First off she hasnt had issues with herslf until recently,(she has recently gained quite a bit and is hard on herself for it) I didnt state that before, but even when she was hapopy and we were newly weds and she didnt work she failed to do anything in the house and has changed since.

Second I can understand being tired and having her depression issues now but she took a dramatic pay caut(not that she made much before) to work at home because she enjoys child care. She signed a contract to provide a clean and safe enviroment for the kid she watches(aside from the fact she constantly promises me she will do it) and she doesnt. If she got inspected she would get her certificate revoked and its not like I dont help around the house I jsut find it unbearable that I have to do all of the cleaning while she sits and watches TV.

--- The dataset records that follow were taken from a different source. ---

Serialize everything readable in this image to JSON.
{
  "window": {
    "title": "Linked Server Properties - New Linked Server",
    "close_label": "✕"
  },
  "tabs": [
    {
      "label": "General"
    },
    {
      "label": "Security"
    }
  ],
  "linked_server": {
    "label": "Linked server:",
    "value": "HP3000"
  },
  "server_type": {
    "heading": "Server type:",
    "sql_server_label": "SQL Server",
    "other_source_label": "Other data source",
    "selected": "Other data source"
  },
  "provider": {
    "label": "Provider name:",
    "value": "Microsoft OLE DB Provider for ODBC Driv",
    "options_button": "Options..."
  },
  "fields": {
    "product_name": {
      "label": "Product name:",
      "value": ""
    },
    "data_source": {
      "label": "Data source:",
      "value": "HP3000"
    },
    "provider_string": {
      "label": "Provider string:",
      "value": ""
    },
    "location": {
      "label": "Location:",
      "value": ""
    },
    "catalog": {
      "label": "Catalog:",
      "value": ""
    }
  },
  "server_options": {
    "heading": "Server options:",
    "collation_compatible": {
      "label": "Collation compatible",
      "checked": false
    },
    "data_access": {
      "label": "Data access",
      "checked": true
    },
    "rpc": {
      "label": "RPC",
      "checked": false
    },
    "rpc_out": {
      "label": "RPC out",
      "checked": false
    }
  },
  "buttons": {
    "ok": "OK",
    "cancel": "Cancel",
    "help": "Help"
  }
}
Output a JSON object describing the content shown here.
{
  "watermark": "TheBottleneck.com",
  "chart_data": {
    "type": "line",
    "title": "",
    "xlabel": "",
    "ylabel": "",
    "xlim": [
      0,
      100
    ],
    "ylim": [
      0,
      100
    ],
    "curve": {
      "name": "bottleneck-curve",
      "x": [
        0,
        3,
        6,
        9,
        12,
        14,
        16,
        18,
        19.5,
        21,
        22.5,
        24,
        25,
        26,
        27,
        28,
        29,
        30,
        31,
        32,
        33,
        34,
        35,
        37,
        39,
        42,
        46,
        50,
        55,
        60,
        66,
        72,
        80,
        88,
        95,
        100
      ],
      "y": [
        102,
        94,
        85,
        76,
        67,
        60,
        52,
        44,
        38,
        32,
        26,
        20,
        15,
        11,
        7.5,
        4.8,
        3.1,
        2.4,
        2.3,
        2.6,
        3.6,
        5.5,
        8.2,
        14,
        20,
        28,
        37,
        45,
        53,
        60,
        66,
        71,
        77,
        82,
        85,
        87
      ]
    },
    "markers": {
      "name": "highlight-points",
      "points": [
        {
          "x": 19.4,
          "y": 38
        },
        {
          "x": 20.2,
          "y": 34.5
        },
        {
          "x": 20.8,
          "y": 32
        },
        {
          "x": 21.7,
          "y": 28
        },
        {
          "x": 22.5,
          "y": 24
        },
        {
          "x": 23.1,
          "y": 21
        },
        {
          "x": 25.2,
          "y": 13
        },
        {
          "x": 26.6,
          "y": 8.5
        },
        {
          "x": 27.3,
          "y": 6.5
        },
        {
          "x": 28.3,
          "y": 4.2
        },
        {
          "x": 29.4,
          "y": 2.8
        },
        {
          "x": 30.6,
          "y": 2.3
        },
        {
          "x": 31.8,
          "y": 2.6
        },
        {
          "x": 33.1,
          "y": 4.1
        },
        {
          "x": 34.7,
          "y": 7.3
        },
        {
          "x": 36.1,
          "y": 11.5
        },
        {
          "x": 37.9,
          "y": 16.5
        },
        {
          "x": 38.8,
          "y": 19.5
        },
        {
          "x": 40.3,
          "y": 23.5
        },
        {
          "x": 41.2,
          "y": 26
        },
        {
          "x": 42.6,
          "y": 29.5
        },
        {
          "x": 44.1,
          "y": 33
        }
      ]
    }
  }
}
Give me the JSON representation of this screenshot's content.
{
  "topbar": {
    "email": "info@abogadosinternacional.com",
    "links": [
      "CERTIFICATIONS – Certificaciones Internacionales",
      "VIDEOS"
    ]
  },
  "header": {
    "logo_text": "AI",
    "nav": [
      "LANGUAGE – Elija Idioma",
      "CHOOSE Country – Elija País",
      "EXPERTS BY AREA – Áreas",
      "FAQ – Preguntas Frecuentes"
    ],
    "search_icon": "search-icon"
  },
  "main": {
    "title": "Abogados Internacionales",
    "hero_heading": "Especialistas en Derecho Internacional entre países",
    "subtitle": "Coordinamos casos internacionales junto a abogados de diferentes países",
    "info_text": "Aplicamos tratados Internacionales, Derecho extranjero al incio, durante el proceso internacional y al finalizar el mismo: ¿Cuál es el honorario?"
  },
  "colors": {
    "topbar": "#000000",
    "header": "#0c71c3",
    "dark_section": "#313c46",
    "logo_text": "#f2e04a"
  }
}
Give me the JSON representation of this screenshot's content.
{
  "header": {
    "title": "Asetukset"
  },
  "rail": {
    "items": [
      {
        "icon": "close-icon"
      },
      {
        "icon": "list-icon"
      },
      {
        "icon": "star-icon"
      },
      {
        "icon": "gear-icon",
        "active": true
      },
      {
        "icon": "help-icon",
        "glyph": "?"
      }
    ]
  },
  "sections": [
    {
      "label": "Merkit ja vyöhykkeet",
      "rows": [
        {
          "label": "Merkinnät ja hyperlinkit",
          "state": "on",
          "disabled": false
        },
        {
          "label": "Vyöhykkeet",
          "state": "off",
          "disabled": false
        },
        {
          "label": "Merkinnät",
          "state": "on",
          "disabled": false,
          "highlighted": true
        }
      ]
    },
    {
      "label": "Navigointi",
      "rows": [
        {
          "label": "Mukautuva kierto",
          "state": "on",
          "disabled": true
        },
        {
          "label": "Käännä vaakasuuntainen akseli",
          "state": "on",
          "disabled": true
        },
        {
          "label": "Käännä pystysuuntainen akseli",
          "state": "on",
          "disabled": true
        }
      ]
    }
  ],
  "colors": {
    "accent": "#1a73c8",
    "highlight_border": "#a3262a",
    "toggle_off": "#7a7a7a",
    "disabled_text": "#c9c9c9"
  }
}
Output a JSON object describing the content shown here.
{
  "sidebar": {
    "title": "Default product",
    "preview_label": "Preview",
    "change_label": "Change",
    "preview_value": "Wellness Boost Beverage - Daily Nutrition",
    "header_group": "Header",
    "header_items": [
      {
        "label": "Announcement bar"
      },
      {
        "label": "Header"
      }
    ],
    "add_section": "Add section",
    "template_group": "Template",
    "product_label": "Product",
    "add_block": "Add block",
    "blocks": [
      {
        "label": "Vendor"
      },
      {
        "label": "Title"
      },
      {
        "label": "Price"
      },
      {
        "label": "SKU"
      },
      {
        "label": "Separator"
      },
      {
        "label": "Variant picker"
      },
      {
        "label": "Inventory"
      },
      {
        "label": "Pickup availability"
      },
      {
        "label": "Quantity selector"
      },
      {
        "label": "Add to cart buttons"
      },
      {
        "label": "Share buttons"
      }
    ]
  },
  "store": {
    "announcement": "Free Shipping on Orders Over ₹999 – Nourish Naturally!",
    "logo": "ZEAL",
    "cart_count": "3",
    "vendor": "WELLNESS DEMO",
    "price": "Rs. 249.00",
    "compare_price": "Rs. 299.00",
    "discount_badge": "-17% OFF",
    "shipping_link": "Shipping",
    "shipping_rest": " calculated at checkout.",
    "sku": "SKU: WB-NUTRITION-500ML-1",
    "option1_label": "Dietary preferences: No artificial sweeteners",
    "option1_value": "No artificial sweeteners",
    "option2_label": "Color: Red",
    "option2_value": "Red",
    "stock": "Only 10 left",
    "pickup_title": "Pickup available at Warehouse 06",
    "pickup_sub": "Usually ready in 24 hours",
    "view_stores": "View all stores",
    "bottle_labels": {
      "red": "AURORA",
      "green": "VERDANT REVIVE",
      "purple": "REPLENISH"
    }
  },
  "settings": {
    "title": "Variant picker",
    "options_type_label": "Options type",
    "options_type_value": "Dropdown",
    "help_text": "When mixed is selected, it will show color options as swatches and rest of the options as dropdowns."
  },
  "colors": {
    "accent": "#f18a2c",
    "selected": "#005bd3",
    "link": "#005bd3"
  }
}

THird, As I said before I didnt start thinking of leaving her to get with this girl. I started thinking about getting divorced a month or two prior to the time I got in contact with her again. I wouldnt leave my wife just to be with her...I realize the title is misleading but I did not write the title. My real question is after two years of her refusing to work with me and me losing the spark or coneection or whatever you like to call it should I call quits? Secondly I was asking would it be wrong to pursue a relationship with this old friend right after getting divorced.

You attack me for questioning my marriage after 2 years of constantly trying to get my wife to work with me and constantly being pushed away and having to do things her way or deal with her wrath.

I must say I am very offended by your post you dont know me yet you seem to decide I am selfish immature and unworthy of my wife and son.

Let me fill you in on what ive done for my wife in the last 2 years. I dont like life in the millitary and am sick of dodging bullets for a living. I had a chance to get out and yet I am still in a job that I have to risk life and lim because she didnt want to leave california and the only way we could afford to stay was if I re-enlisted, no job I could get would maintain the quality oflife she is use to and keep us where she wanted to be So I stayed in a job that I hate and could get me killed for a war I dont believe in. Secondly I have tried countless times to get her to do counselig go to church with me come do the service projects with me like working a soup kitchen, and have been shot down over and over again. As for my son I would do anything for him which is part of what prompted me to start thinking of divorce I gre up half my childhood with parents who did nothing but fight asnd half with divorced parentsa and believe me I prefered to notgo to sleep crying cuz mommy and daddy were yelling at each other. You really need to get your story straight before you are so quick to judge. The only immoral thing I may be doing is thinking about pursuing a relationship so right after splitting with her. I came here because I was wandering if others thought I should stick it out even though my feeling for her have changed and give her yet another chance to work with me or if they think I should just break it off and end the constant fighting andf if so if they knew any way to tell her without completly beaing an ass and just saying I dont love you anymore goodbye.